MN salary cap spurs departures

Minnesota’s government employees are looking for greener pastures in other parts of the country.

One employee will get a $100,000 raise by moving to California – almost enough to make up for the higher cost of living?

Now, local government employees are limited by a cap that adjusts for inflation each year. It started at 110 percent of the governor’s salary when it took effect in 2006. That means that, unless a local government has received special dispensation for a specific position, the most any local government employee can make is $144,711 — exactly Twa’s salary.

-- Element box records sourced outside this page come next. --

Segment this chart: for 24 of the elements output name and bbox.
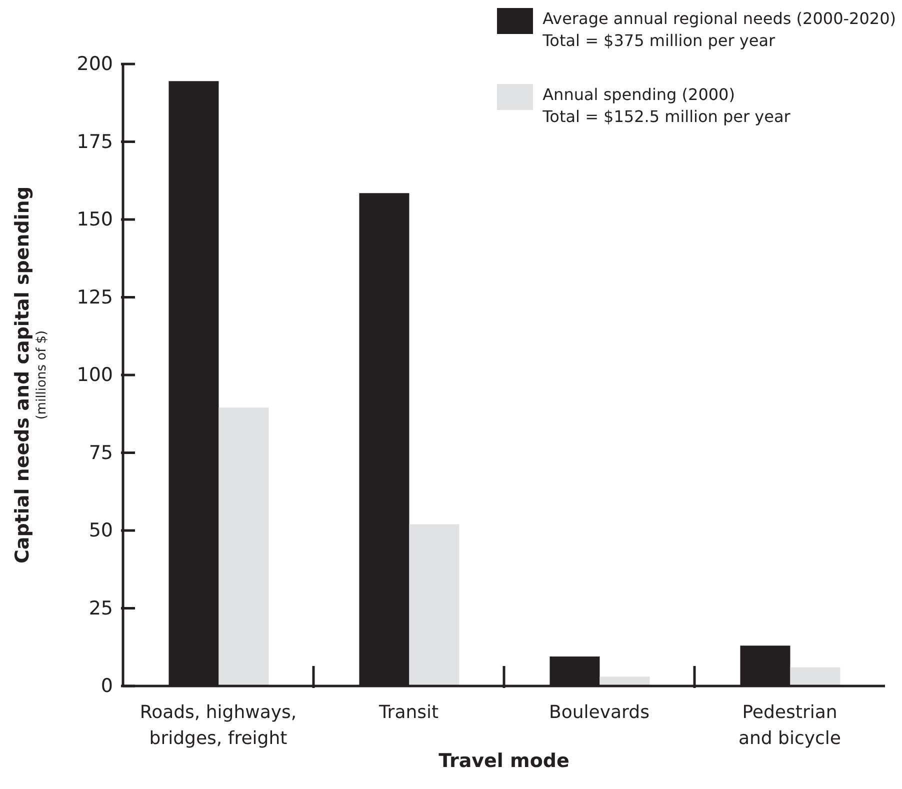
bar — [600, 676, 650, 686]
y-tick-label: 125 — [76, 286, 113, 308]
y-tick-label: 200 — [76, 53, 113, 75]
text: Total = $375 million per year — [542, 30, 776, 52]
x-tick-label: Pedestrian and bicycle — [738, 702, 842, 749]
annotation: Total = $152.5 million per year — [542, 106, 790, 128]
legend-label: Average annual regional needs (2000-2020) — [542, 8, 896, 30]
bar — [409, 524, 460, 686]
text: (millions of $) — [34, 328, 51, 422]
y-tick-label: 25 — [88, 597, 113, 620]
y-tick-label: 50 — [88, 520, 113, 542]
x-tick-label: Roads, highways, bridges, freight — [140, 702, 297, 749]
bar — [790, 667, 840, 686]
y-tick-label: 150 — [76, 208, 113, 230]
y-tick-label: 75 — [88, 442, 113, 464]
y-tick-label: 100 — [76, 364, 113, 386]
y-axis-title: Captial needs and capital spending — [12, 186, 34, 564]
bar — [218, 408, 269, 686]
y-tick-label: 175 — [76, 130, 113, 153]
x-tick-label: Transit — [378, 702, 439, 723]
x-axis-title: Travel mode — [438, 750, 570, 772]
y-tick-label: 0 — [100, 675, 113, 697]
x-tick-label: Boulevards — [549, 702, 650, 723]
legend-label: Annual spending (2000) — [542, 84, 736, 106]
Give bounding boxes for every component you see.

In part because of the change, about 60 Ramsey, Anoka, Dakota and Washington county employees, who are responsible for everything from dealing with information technology to running libraries, make more than Gov. Tim Pawlenty.

While different states have different ways of dealing with public employee salaries, no state has quite the system that exists in Minnesota. Minnesota has had limits on most local government salaries since 1977.

To some, a local salary cap simply makes sense.

To many in metro government, even the current higher cap creates a perverse system of compensation. It’s harder for local governments to hire and retain top-scale employees, and it takes away local elected officials’ power to decide what their employees should earn, they argue.

“When I tell people about the cap, they kind of look at you funny, like: ‘You’ve got to be kidding,’ ” said Dave Childs, a former Minnetonka city manager and current assistant county manager in Washoe County, Nev. Childs is also an adviser for the International City/County Management Association.